Victims Killed vs Weapon Used

How old?

After looking at what weapons are used, we now look into who uses them. To get a closer look, the gender of the shooters and to which age group they belong to are visualized. We grouped the ages into six categories: 0-12, 13-17, 18-21, 22-30, 31-50, and 50+ years.

It is highly evident that majority of the shooters were male. The age category of 13-17 cause most number of incidents followed by 18-21 age category. Even among the female gender, we observe age category of 13-17 contribute the highest to the total number of incidents.

This raises concern for school authorities. There can be some psychological reason for that to happen. Our dataset contained two possible reasons namely Domestic Abuse or Bullying. We found these incidents to be not related to them. No domestic violence was found for 1892 incidents out of the total incidents, while 1771 indicated no bullying. So there can be some other reasons, which are not present in our dataset.

Gun Laws

To make sense of access to the weapons used, we refer to gun laws in states with the highest and lowest incidents.

All states in top 5 except for California and Illinois have little to no restrictions on sales of weapon type, magazine size, and necessity of background checks. Texas is the only state to have campus carry. Campus carry is allows carrying of guns in parking lots, outdoor walkways on campus, and concealed carry in campus buildings.

While some states with least amount of incidents have little to no restrictions, their low number of incidents can be because of extremely low population in these states. States like Hawaii, Idaho, and West Virginia have population less than 2 million, where as North Dakota has population of about 750k and the US Virgin Islands have the least population, around 110k.

In addition to having low population, the state of Hawaii also has stricter gun laws.

Do we see a pattern?

To uncover seasonality trends, we were interested into seeing what quarter of the year has the most number of incidents. For this, we use a line chart highlighting the last 5 years and plotting number of incidents over quarters.

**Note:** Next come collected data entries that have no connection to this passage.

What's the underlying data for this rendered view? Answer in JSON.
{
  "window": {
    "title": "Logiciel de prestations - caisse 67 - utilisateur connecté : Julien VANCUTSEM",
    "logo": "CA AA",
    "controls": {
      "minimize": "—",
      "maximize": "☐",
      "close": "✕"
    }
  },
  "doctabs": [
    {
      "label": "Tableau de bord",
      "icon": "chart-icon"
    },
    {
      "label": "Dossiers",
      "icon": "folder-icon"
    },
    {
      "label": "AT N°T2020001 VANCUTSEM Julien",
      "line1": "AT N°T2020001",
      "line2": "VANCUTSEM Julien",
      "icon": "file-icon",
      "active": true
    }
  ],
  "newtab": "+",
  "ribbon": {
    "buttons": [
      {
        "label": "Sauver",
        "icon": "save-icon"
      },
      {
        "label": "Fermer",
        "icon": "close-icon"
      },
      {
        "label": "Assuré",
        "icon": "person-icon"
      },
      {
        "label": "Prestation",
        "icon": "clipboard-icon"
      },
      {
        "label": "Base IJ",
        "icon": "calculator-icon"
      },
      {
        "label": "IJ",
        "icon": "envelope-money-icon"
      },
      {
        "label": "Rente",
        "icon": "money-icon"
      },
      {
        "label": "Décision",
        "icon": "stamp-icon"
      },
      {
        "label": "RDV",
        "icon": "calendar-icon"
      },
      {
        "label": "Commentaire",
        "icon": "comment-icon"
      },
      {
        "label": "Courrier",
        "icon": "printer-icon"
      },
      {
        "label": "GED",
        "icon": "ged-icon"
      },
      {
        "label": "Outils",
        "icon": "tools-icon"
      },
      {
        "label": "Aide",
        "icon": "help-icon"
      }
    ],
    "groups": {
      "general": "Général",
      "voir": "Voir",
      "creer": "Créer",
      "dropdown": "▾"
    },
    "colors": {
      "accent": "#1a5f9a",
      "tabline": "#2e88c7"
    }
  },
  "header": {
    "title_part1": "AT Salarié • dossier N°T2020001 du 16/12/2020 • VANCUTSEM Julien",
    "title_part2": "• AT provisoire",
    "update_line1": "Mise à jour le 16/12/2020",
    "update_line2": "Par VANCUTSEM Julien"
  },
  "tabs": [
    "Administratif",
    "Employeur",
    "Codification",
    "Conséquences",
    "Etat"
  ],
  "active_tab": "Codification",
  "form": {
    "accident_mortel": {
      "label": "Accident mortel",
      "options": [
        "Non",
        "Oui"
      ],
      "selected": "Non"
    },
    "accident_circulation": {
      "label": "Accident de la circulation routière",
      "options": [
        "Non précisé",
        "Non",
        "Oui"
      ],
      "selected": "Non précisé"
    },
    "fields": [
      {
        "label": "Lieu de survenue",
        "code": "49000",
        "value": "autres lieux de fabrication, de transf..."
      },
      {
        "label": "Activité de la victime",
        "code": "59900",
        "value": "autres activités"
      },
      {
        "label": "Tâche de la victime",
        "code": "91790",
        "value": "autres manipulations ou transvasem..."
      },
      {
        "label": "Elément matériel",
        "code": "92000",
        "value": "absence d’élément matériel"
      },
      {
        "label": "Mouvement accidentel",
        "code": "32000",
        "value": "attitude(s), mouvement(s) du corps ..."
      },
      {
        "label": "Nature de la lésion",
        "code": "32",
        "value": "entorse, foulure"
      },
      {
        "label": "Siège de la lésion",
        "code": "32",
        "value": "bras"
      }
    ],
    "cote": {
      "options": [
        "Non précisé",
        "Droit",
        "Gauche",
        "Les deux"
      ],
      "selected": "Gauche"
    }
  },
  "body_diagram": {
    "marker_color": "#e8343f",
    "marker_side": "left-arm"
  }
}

We observed a couple of things:

Conclusion

While most states have an age limit of 18 to purchase weapons, We observed that the shooters aged 13-17 contribute the highest. Since they can’t legally buy a weapon, one possible measure is to increase safe keeping of guns among adults. Gun safe keeping programs can also be mandated when one purchases a weapon.

In addition to this, increasing the age limit for purchasing weapons to 21 will benefit, as the age range 18-21 has the 2nd highest amount of shooters.

States with no laws restricting access to rifles leads to incidents with higher casualties. Restricting access to automatic rifles, in all states will significantly reduce the number of fatalities.

Since there are a lot of unknowns in the weapon type feature of the weapons’ table, reducing this could help us uncover patterns.

Looking into the possibility of psychological reasons, we analysed two features from the incident table, namely Domestic Abuse and Bullied. No domestice violence was found for 87% of 2171 total incidents, while 81% indicated no bullying. So there can be many other factors that can be the causes. States should focus on helping schools build a safe space for students to open up about their problems and anxieties and take necessary steps to help them.

These incidents are rising at an alarming rate and have happened in every part of the country. From our analysis, we infer that,there is no single reason which cause school shootings and we believe there cannot be any one single solution that is going to address this problem.